Morrison returned to Burnley in February 1897. The following season, he helped them to the Second Division title in 1898. He remained at Burnley until the 1902–03 season when he signed for Manchester United. He gained the distinction of being Manchester United's first Irish player, although fellow Ulsterman Jack Peden had spent a season playing for United's predecessors Newton Heath during the previous decade.

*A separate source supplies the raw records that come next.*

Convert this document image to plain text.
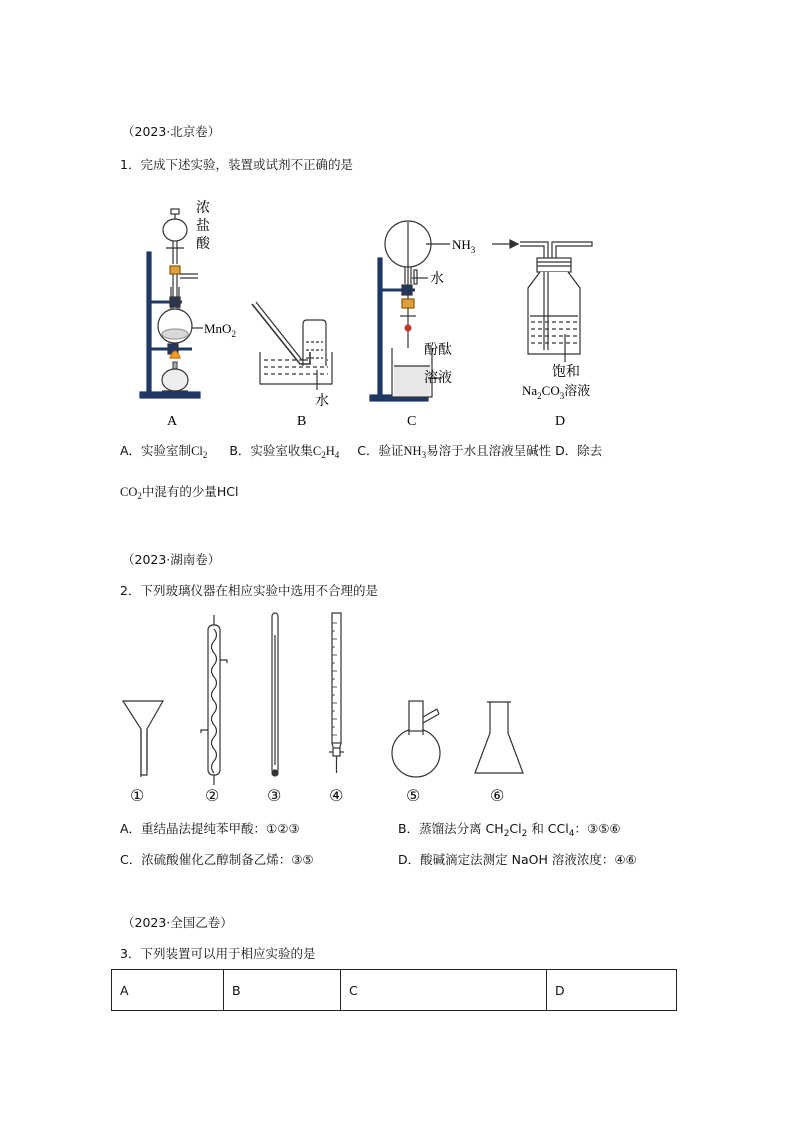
（2023·北京卷）
1．完成下述实验，装置或试剂不正确的是
浓
盐
酸
MnO$_2$
水
$NH_3$
水
酚酞
溶液	饱和
$Na_2CO_3$溶液
A	B	C	D
A．实验室制$Cl_2$ B．实验室收集$C_2H_4$ C．验证$NH_3$易溶于水且溶液呈碱性 D．除去
$CO_2$中混有的少量HCl
（2023·湖南卷）
2．下列玻璃仪器在相应实验中选用不合理的是
①	②	③	④	⑤	⑥
A．重结晶法提纯苯甲酸：①②③	B．蒸馏法分离 $CH_2Cl_2$ 和 CCl$_4$：③⑤⑥
C．浓硫酸催化乙醇制备乙烯：③⑤	D．酸碱滴定法测定 NaOH 溶液浓度：④⑥
（2023·全国乙卷）
3．下列装置可以用于相应实验的是
A	B	C	D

Morrison spent only one full season at Bank Street in the Second Division but did leave an impression with the fans by scoring the first goal in a memorable 2–1 FA Cup upset of top-division Notts County in February 1904. Morrison remained at Manchester United until the beginning of the 1904–05 season when he signed for Colne. He later returned home to Belfast to end his career with Glentoran, scoring two goals in 16 appearances in 1906–07.

== International career ==
Morrison made his debut for Ireland in March 1895. Ireland lost the game 9–0 to England in Derby. All seven of Morrison's Ireland caps came in Home International Championship games. His last cap came on 22 March 1902, in a 1–0 defeat to England in Belfast.

==Personal life==
Morrison was the youngest of five sons born to James Morrison and Annie (née McMillan). The first three boys were born in Scotland and the youngest of them, Bob, was also an Ireland international who played for Linfield at club level. Another brother, Alex, also played for Glentoran in the 1890s.